Mayor Rahm Emanuel’s decision to deploy 500 additional beat officers this summer to a handful of the city’s highest-crime areas could mean that more black teens are headed to jail for low-level crimes at a rate disproportionate to teens of other races.
A Chicago Reporter analysis of Cook County court cases found that black teens aged 15, 16 and 17 are nearly four times more likely to be charged with misdemeanor crimes than white and Latino youth combined.
This summer, the additional officers are heading to eight districts, seven of which are majority-black. These areas are also home to the bulk of 15-, 16- and 17-year-olds from Chicago who have had misdemeanor court cases initiated against them over the past five years, according to the Reporter’s analysis.
“Police in high-crime neighborhoods patrol with a different set of eyes, with greater suspicion,” said Arthur Lurigio, a criminal justice and psychology professor at Loyola University Chicago.
For decades, Edith Crigler, associate director of the Chicago Area Project, has worked with police, schools and other nonprofits on the city’s South and West sides to deflect youth from the criminal justice system. That job has become more difficult, she said, as residents increasingly rely on police to remove kids who are roughhousing in the alleys or hanging out on street corners.
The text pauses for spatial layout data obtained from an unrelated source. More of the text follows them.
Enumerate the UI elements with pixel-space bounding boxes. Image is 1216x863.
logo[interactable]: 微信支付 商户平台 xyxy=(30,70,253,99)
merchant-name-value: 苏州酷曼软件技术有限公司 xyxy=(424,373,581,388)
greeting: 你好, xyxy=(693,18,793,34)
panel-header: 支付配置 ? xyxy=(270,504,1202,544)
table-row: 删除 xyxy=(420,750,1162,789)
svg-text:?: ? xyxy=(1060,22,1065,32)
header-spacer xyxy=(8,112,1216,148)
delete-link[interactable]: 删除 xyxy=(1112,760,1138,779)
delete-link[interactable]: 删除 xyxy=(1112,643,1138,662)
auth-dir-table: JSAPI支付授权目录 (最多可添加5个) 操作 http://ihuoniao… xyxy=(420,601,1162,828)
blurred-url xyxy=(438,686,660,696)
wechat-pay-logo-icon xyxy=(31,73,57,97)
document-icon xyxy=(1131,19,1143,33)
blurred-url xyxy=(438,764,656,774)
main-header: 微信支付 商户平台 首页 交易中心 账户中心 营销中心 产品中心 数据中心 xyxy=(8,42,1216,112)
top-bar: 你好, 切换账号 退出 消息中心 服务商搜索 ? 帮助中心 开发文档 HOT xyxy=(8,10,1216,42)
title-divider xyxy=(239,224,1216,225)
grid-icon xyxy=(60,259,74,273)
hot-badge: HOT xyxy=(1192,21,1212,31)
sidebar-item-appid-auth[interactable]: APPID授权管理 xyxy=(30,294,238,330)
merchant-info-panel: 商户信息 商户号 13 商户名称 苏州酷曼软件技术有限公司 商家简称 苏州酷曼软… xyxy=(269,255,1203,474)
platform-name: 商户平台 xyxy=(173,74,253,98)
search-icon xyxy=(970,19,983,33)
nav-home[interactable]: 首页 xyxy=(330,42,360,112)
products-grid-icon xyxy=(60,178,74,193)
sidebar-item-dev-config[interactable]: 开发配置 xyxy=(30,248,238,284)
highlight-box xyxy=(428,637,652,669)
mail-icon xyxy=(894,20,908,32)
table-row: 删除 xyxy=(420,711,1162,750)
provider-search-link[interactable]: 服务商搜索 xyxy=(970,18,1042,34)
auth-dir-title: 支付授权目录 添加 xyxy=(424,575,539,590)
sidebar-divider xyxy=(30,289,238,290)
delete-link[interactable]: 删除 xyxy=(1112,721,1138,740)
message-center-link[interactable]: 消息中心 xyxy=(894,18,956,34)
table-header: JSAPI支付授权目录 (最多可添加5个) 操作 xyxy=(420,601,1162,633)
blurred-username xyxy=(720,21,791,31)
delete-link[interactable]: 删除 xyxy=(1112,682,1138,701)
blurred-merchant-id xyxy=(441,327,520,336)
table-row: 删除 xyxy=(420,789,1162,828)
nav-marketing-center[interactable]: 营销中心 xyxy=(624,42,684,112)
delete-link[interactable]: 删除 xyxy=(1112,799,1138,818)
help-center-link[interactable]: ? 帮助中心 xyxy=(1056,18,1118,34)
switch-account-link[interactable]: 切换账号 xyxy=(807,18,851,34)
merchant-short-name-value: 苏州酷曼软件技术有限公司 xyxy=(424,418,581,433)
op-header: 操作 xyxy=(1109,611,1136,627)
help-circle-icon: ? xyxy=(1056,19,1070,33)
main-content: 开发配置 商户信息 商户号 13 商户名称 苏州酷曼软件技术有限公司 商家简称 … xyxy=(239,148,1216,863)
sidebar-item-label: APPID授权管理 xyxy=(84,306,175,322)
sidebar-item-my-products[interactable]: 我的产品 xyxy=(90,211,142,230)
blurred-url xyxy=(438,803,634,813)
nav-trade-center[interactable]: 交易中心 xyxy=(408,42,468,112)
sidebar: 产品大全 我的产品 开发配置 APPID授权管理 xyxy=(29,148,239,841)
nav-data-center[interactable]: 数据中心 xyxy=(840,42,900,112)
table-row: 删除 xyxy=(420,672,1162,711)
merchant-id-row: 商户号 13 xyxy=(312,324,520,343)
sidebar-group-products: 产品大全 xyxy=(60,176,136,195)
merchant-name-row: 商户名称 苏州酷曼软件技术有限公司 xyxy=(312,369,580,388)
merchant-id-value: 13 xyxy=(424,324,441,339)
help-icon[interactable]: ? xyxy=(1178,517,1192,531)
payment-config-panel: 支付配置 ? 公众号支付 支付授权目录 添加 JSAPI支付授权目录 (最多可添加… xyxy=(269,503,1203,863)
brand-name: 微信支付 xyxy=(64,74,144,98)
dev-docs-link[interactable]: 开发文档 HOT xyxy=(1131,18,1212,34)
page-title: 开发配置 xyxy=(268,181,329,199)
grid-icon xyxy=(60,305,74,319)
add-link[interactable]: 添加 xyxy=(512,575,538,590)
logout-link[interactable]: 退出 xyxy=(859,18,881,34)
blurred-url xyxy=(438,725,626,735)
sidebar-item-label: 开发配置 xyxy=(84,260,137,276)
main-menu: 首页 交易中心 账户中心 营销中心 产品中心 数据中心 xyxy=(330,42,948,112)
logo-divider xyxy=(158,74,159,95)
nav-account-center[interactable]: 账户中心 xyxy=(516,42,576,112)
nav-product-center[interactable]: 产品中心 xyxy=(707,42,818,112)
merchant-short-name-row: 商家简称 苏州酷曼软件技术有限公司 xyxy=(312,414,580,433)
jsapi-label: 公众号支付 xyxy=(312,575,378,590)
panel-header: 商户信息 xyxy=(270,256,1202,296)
“Adults call police when they see any little thing,” she said.
Fifth Ward Alderman Leslie Hairston, whose South Side ward includes two of the targeted districts, said it’s often difficult to tell which “kid has drugs on them or is working as a lookout.”
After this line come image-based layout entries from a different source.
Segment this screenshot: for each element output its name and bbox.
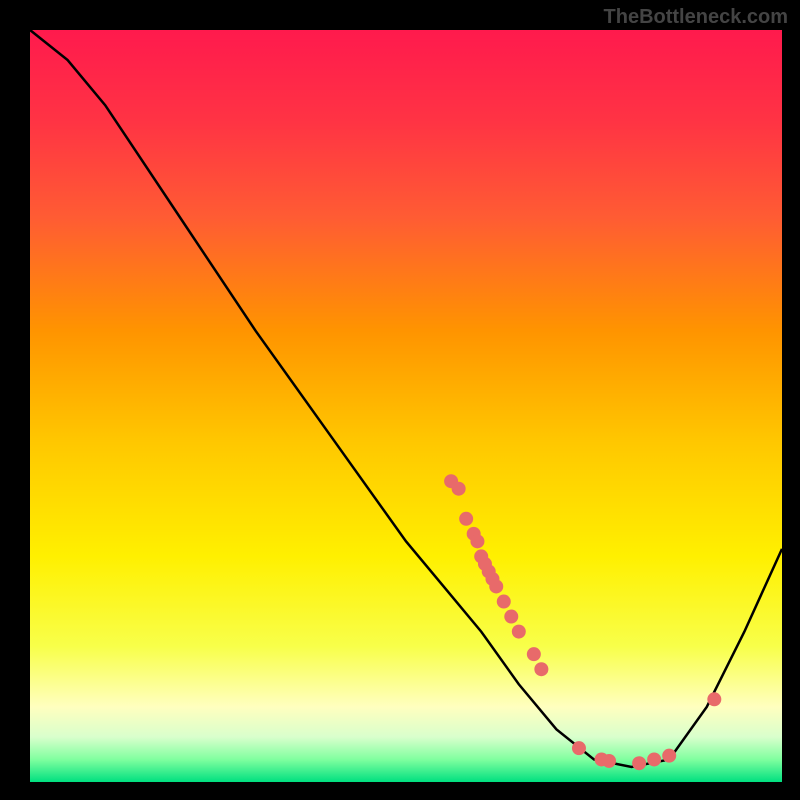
data-marker	[602, 754, 616, 768]
data-marker	[489, 579, 503, 593]
data-marker	[632, 756, 646, 770]
data-marker	[572, 741, 586, 755]
data-marker	[647, 752, 661, 766]
bottleneck-chart	[0, 0, 800, 800]
data-marker	[534, 662, 548, 676]
plot-background	[30, 30, 782, 782]
chart-container: TheBottleneck.com	[0, 0, 800, 800]
data-marker	[497, 595, 511, 609]
data-marker	[707, 692, 721, 706]
data-marker	[512, 625, 526, 639]
data-marker	[452, 482, 466, 496]
watermark-text: TheBottleneck.com	[604, 6, 788, 29]
data-marker	[459, 512, 473, 526]
data-marker	[470, 534, 484, 548]
data-marker	[504, 610, 518, 624]
data-marker	[662, 749, 676, 763]
data-marker	[527, 647, 541, 661]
As a result, over the past five years, twice as many black teens in Chicago were arrested merely on the suspicion of peddling drugs, for example, compared with the number of white teens in all of Cook County who were arrested for marijuana possession.
During that time, 1,379 cases of soliciting unlawful business were opened against 17-year-olds alone in Chicago. Only one-quarter of the cases included drug charges, the Reporter’s analysis found. The youth were ultimately convicted in only 79 of the cases. Five of the defendants were white, but 99.2 percent of them were black.
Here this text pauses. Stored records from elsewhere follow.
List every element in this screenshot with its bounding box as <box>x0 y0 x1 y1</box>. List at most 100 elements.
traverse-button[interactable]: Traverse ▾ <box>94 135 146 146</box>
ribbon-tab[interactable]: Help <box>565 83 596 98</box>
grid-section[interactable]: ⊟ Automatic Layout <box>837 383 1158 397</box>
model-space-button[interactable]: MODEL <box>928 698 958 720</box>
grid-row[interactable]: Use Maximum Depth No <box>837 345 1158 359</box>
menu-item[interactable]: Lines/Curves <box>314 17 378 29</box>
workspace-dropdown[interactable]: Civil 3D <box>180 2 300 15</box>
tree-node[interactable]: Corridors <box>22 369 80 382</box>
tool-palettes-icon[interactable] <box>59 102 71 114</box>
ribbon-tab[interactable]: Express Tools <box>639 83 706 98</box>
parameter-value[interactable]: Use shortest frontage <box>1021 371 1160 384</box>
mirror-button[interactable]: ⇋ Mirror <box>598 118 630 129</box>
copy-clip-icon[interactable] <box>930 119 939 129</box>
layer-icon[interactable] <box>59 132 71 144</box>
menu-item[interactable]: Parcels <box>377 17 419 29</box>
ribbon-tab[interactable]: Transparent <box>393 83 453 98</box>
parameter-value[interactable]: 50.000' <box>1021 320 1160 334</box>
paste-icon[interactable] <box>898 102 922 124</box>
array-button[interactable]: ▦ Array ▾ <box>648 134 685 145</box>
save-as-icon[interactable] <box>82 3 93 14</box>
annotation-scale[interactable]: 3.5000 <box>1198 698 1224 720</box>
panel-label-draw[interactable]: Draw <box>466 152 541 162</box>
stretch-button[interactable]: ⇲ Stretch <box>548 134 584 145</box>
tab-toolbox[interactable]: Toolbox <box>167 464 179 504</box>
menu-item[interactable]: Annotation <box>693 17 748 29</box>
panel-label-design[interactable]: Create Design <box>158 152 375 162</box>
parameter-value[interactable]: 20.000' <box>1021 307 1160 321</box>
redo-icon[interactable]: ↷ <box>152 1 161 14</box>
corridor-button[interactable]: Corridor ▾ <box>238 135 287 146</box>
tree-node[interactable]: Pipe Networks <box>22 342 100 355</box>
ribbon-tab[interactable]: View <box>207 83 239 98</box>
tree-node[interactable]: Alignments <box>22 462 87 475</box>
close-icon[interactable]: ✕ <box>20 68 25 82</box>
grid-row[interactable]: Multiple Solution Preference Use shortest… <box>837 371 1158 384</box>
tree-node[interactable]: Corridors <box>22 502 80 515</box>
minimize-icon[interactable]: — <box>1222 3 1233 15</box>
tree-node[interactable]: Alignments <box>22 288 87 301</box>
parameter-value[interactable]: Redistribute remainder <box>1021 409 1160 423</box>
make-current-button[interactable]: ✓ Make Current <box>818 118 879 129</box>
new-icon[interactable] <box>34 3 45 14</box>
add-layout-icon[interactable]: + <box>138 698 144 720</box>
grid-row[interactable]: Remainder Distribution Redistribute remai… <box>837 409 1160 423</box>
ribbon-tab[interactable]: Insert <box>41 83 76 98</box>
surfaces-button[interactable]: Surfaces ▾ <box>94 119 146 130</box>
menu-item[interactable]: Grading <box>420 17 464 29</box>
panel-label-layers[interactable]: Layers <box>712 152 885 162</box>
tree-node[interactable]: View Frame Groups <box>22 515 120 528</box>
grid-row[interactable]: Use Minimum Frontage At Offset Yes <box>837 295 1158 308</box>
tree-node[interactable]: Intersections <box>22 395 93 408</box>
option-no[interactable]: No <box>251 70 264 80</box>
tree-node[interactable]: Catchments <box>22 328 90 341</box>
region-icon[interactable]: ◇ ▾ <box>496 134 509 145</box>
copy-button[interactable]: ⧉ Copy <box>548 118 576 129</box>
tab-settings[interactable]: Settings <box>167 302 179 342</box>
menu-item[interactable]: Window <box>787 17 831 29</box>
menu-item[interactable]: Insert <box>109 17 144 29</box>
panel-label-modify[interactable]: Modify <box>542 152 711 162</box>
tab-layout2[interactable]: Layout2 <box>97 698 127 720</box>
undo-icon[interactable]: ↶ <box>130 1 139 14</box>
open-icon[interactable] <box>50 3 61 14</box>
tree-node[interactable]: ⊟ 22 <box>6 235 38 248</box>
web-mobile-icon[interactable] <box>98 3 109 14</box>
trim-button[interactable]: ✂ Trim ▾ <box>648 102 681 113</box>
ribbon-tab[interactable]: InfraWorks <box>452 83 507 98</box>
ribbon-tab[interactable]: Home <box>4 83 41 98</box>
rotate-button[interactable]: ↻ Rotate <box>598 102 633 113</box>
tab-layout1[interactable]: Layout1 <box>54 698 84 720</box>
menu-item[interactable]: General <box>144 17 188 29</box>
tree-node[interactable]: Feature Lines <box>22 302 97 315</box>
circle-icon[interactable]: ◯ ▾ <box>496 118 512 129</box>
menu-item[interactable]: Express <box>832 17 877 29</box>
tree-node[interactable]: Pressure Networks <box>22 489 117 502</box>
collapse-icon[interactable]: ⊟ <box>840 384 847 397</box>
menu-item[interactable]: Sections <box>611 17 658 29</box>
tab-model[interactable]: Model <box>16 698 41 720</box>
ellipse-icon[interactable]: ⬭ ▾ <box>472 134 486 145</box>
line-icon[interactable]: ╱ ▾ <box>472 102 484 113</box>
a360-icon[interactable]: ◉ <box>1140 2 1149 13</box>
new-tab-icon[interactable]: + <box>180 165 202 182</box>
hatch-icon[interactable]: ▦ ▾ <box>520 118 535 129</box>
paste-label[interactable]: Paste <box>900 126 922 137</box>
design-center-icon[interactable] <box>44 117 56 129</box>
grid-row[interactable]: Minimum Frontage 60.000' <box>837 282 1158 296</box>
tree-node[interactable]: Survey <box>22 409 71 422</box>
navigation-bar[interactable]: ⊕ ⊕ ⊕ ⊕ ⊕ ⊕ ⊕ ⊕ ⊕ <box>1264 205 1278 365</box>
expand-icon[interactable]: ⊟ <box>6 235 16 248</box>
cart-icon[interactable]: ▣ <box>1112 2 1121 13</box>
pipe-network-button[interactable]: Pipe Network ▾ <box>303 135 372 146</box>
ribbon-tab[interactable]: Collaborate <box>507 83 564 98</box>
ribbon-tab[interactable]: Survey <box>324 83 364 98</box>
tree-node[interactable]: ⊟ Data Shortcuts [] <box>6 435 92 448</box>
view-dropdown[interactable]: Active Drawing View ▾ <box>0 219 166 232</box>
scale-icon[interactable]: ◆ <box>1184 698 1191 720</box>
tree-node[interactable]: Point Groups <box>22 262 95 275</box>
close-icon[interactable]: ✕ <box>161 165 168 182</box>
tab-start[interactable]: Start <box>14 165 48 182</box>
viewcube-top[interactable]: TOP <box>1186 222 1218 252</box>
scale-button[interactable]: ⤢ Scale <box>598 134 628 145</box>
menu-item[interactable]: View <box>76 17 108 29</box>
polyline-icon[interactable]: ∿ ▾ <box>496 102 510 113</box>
“Just because you’re a black boy standing on the corner with some friends doesn’t mean that you’re up to no good,” Crigler said. Some of the teens she works with come from homes that are so dysfunctional that hanging out with their friends on the streets can be a haven. “But police officers don’t have the tools and the language to communicate with these children,” she said.
Hairston said “it’s always a concern” that police might end up cracking down too hard on youth in her ward, which includes South Shore, parts of Woodlawn and Washington Park. But she defers to the courts to decide whether arrests warrant prosecution.
Only one-quarter of the juvenile misdemeanor cases initiated against teens aged 15, 16 and 17 between 2006 and 2010 ended with a conviction, the Reporter found. Even those cases that fell apart can have lasting consequences, Lurigio said.
“If you’ve been arrested previously, that increases your risk of arrest. It also increases your chance of being prosecuted,” Lurigio said. “If you have a previous arrest, you’re more likely to be found guilty or to plead guilty.”
Police brass are hoping that assigning more cops to regular beats will help engage residents and foster new relationships to make quality arrests that undermine crime. But some residents are skeptical that the department will be able to quickly heal major trust problems between residents and police, which has been in decline for years.
Pat Hill, executive director of Chicago’s African American Police League, said changing police attitudes toward high-crime areas overnight is unlikely.
When officers don’t live or have connections with the communities that they police, Hill said, it can be difficult to distinguish between youth who are aimless and those who are criminal.
Hill, a retired police officer and high school teacher, knows from experience. After buying a house at 38th Street and Wabash Avenue that sat in the heart of the Wentworth police district she patrolled daily, she grew skilled at recognizing who was at the root of the district’s crime.
When Hill saw teens hanging out on a weekday, she’d walk them back to their school. Back at the station, she’d take heat from her superiors who felt she should have instead arrested the youth on truancy charges.
“You have white boys [engaged] in the same behavior and it’s considered delinquency,” she said. “But when black boys do it, it’s criminal.”